Dreierkombination bei akuten Hals- und Schluckbeschwerden

17.11.2015  11:07 Uhr

Von Rainer Jund / Die Kombination auf pflanzlicher Basis aus Arzneipaprika, Pockholz und Kermesbeere ist zur Behandlung schmerzhafter Erkrankungen des Hals- und Rachenraums zugelassen. Im Rahmen einer Apothekenkundenbefragung wurden nun weitere praxisnahe Daten und Aspekte zu Wirkeintritt, Verträglichkeit und Patientenzufriedenheit generiert.

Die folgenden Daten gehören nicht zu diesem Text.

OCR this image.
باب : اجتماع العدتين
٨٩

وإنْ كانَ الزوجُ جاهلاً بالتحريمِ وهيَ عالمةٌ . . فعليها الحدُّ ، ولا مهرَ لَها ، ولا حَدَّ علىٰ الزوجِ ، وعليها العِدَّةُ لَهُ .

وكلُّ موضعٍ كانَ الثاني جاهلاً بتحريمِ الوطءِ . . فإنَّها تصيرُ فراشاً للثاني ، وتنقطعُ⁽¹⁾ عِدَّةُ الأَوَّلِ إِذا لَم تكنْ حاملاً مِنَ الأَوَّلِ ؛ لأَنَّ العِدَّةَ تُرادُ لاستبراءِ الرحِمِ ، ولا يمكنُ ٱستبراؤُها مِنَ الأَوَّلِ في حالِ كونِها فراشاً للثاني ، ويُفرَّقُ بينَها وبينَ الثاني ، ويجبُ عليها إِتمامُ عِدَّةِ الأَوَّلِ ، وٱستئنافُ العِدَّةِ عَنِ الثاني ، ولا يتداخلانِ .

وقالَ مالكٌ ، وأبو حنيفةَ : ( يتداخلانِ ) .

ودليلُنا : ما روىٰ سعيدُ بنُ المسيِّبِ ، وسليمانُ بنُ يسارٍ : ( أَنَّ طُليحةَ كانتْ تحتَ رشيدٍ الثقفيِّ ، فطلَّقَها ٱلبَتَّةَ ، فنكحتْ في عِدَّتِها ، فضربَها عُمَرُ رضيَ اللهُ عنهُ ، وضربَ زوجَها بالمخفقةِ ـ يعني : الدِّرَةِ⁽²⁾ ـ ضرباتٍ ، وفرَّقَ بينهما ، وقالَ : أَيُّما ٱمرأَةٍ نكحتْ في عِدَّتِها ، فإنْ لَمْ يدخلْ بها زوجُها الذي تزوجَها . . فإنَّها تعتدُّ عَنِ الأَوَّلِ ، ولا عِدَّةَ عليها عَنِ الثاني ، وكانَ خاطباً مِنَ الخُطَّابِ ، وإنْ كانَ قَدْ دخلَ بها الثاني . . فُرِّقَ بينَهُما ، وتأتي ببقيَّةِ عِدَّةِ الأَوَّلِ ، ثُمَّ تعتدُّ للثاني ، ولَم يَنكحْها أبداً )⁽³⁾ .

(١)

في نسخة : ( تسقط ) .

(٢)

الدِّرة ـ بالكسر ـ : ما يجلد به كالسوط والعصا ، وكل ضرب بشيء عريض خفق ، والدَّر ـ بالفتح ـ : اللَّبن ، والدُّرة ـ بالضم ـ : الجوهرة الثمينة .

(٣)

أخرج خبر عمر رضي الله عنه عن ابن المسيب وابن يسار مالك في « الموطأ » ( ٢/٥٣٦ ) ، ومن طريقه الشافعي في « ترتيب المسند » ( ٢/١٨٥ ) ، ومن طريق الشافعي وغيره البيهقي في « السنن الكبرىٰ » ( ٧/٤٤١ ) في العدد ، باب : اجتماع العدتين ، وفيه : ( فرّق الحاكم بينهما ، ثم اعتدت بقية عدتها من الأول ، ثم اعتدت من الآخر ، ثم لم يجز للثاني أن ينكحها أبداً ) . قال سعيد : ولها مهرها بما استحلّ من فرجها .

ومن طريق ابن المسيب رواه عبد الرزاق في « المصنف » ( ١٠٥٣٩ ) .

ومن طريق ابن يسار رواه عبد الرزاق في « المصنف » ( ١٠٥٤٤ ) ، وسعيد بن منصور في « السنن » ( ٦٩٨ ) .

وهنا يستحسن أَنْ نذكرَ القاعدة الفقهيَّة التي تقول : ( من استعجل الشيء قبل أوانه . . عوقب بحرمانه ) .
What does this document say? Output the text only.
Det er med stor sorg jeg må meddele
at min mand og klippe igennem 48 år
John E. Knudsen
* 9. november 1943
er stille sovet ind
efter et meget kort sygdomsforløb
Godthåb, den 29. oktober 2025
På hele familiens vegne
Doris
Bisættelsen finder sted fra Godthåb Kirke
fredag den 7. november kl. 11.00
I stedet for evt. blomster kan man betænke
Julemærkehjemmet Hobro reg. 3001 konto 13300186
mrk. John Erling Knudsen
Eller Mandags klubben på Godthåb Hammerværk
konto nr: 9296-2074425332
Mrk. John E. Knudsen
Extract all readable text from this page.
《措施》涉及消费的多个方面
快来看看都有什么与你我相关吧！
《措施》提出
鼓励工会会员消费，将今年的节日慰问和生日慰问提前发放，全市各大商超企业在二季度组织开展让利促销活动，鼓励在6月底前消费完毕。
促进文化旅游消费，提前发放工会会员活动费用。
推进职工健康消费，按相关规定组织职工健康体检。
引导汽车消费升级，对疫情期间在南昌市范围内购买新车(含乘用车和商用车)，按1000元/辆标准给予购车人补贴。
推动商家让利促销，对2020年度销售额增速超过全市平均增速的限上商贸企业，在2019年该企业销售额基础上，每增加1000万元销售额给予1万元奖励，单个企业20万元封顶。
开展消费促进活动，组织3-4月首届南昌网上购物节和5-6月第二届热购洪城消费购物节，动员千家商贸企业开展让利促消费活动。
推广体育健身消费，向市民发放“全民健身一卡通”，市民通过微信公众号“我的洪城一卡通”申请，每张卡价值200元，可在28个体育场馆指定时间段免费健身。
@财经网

Halsschmerzen entstehen meist durch akute Infektionen der oberen Atemwege wie Entzündungen der Rachenschleimhaut (Pharyngitis), der Gaumenmandeln (Tonsillitis) oder des Kehlkopfs (Laryngitis). Eine virale Infektion ist die häufigste Ursache von Hals- und Schluckbeschwerden. Meistens treten die milderen Formen der Pharyngitis begleitend zu Erkältungskrankheiten auf (1).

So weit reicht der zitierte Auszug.